There were many alternatives to create fluid flow such as using a system of syringes, or having a gas pressure microfluidic device. The advantage of having a syringe system is that the mechanism needed to pump is relatively simple. By rotating a threaded rod with a motor, we could create linear motion that would compress a syringe, thereby pumping fluids. The issue is that it lacks the ability to pump air, and thus we would encounter large amounts of waste. Also, a primary concern is accuracy. As the stepper motors are able to move within a 1.8 degree rotation excluding half-steps, we are able to more finely control flow rates. A microfluidic device requires more equipment either for lithography or molding PDMS. A gas pressure system would also need to be implemented, and therefore we determined these to be not feasible.

Thermal Cycling

De Novo Synthesis requires the removal of a heat-labile group at 95 degrees C. The reaction chamber must then be cooled in preparation for the next reagent for the heating process. This means Loomino must cycle through temperatures of 95 degrees C and 37 degrees C with relative accuracy and speed. In order to accomplish the heating process, Loomino is equipped with a heating cartridge that quickly raises the temperature of the reaction chamber. A thermistor is attached to regulate the temperature and provide feedback for the system.

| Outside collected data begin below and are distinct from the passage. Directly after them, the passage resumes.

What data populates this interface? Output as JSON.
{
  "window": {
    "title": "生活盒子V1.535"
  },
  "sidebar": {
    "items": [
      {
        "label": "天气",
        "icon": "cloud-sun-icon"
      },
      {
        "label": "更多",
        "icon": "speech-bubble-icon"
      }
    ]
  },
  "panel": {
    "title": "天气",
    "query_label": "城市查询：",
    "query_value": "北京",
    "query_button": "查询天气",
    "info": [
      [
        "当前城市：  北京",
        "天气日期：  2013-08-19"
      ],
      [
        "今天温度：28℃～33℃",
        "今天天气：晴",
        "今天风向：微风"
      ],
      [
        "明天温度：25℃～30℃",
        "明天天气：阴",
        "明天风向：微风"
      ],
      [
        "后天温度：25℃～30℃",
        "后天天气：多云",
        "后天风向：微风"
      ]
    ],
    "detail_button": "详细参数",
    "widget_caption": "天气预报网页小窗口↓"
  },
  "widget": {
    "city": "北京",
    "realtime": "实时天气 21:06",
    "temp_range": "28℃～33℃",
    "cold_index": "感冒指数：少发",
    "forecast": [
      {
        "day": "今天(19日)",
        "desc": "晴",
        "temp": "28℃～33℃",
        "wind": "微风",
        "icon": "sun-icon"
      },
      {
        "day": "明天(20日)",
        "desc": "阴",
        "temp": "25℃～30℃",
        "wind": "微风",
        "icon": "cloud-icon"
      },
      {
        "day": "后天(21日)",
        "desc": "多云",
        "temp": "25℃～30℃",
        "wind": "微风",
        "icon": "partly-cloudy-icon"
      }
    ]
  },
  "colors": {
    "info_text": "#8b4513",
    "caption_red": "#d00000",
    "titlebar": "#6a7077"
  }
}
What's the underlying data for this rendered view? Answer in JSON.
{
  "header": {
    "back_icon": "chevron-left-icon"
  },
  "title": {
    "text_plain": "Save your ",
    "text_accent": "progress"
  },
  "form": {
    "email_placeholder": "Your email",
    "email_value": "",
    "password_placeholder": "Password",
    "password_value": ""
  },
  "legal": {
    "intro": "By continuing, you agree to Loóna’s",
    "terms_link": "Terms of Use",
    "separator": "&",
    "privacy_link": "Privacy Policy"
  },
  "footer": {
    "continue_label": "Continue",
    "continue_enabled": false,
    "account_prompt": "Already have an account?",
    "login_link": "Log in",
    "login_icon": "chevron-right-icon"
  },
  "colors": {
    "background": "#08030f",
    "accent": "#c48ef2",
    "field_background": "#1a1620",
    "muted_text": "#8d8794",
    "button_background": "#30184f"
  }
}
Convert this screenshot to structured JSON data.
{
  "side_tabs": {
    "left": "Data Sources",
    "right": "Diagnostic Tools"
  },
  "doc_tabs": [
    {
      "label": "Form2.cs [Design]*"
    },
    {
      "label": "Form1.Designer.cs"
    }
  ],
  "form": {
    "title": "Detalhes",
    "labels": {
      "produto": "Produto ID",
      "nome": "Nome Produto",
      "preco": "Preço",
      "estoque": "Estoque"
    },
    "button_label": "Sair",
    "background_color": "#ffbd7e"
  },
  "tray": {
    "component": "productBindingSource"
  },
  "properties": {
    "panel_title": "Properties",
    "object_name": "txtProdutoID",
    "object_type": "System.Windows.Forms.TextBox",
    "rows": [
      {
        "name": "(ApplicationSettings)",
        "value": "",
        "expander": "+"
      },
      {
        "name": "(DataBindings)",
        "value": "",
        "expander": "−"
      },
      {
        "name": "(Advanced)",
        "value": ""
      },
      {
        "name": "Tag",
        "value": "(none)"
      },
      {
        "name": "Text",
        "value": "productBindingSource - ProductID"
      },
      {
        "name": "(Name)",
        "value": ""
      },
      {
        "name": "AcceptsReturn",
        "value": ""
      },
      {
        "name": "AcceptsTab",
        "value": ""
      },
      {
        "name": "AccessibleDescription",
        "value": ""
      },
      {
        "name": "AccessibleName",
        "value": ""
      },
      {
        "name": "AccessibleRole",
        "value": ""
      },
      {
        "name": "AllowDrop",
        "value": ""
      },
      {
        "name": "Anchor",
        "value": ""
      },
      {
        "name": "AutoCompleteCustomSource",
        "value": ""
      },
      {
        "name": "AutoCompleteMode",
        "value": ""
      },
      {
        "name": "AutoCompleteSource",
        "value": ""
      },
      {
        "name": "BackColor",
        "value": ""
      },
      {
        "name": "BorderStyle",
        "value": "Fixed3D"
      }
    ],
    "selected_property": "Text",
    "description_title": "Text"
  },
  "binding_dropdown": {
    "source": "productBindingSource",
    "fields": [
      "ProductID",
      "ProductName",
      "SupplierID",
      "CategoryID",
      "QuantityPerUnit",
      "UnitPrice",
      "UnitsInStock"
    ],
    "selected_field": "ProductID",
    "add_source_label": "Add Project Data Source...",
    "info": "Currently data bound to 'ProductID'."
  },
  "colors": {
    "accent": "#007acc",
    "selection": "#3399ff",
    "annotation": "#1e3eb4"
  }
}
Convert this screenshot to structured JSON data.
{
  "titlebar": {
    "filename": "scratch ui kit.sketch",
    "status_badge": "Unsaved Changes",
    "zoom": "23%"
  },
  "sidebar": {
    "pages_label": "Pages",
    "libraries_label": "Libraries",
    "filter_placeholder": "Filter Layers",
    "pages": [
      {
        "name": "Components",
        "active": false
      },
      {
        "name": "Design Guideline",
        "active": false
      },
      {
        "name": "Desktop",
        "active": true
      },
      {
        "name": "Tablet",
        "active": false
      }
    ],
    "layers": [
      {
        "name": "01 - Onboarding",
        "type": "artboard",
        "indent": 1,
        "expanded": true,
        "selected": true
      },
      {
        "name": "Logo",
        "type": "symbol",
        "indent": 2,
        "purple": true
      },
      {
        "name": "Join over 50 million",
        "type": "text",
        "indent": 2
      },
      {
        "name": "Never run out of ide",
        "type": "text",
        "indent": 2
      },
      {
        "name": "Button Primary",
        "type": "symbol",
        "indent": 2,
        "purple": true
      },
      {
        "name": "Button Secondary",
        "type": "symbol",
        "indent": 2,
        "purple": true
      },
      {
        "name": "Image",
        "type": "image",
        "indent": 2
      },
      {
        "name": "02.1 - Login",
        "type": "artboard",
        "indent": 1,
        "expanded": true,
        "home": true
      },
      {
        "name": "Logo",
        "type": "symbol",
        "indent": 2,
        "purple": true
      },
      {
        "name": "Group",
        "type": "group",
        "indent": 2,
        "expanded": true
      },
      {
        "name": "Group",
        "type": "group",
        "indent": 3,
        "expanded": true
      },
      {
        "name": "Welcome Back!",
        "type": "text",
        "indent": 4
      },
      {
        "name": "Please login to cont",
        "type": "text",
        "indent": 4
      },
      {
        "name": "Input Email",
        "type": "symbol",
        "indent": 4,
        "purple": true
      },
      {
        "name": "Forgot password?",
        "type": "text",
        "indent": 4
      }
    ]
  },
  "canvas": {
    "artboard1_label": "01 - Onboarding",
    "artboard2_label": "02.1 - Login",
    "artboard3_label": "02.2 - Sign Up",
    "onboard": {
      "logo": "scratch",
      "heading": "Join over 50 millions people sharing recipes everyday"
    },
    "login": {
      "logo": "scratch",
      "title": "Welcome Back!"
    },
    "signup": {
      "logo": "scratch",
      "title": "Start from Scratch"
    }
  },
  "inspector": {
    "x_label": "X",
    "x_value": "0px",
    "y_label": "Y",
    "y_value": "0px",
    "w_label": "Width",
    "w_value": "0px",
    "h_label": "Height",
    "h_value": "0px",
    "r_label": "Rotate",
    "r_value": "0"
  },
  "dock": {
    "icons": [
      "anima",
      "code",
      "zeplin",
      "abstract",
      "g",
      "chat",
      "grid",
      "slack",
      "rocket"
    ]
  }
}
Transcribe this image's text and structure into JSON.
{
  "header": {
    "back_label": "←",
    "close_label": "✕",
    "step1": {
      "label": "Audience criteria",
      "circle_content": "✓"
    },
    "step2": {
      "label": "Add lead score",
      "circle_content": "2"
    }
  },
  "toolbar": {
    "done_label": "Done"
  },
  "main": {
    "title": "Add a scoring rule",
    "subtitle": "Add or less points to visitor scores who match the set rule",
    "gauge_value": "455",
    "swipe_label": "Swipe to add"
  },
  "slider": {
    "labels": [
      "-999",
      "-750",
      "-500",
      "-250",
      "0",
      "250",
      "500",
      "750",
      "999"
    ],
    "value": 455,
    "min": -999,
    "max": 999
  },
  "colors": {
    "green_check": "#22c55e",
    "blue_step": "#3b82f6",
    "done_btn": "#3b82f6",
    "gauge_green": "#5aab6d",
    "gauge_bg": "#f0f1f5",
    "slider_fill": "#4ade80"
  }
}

Once the reaction has completed in the heating step, the cooling process begins. A thermoelectric cooler is turned on, rapidly cooling the reaction chamber. A stock fan and heat sink are attached as well to assist in cooling and providing airflow through the machine. Once the machine drops to the proper temperature, the cooling stops. The thermistor continues to provide feedback and regulate the temperature.

Once De Novo Synthesis has completed, the machine is able to run the same thermal cycling process as a PCR machine. Loomino is able to cycle between 95 degrees C, 55 degrees C, and 72 degrees C for the standard PCR cycle. As it is electronically controlled, any number of cycles is possible.

Electronics

Loomino is controlled using an Arduino microcontroller. It is equipped with motorshields to send the proper signals to control the stepper motors. The system is preprogrammed to initiate the proper procedure to run de novo synthesis. The only constant variation control is in the thermal cycling. The thermistor uses variable resistance based on temperature to change the current running through the circuit. That current is then translated to a temperature. Using proportional-integral-derivative control, the Arduino is able to turn the heating cartridge on and off to remain at a stable temperature.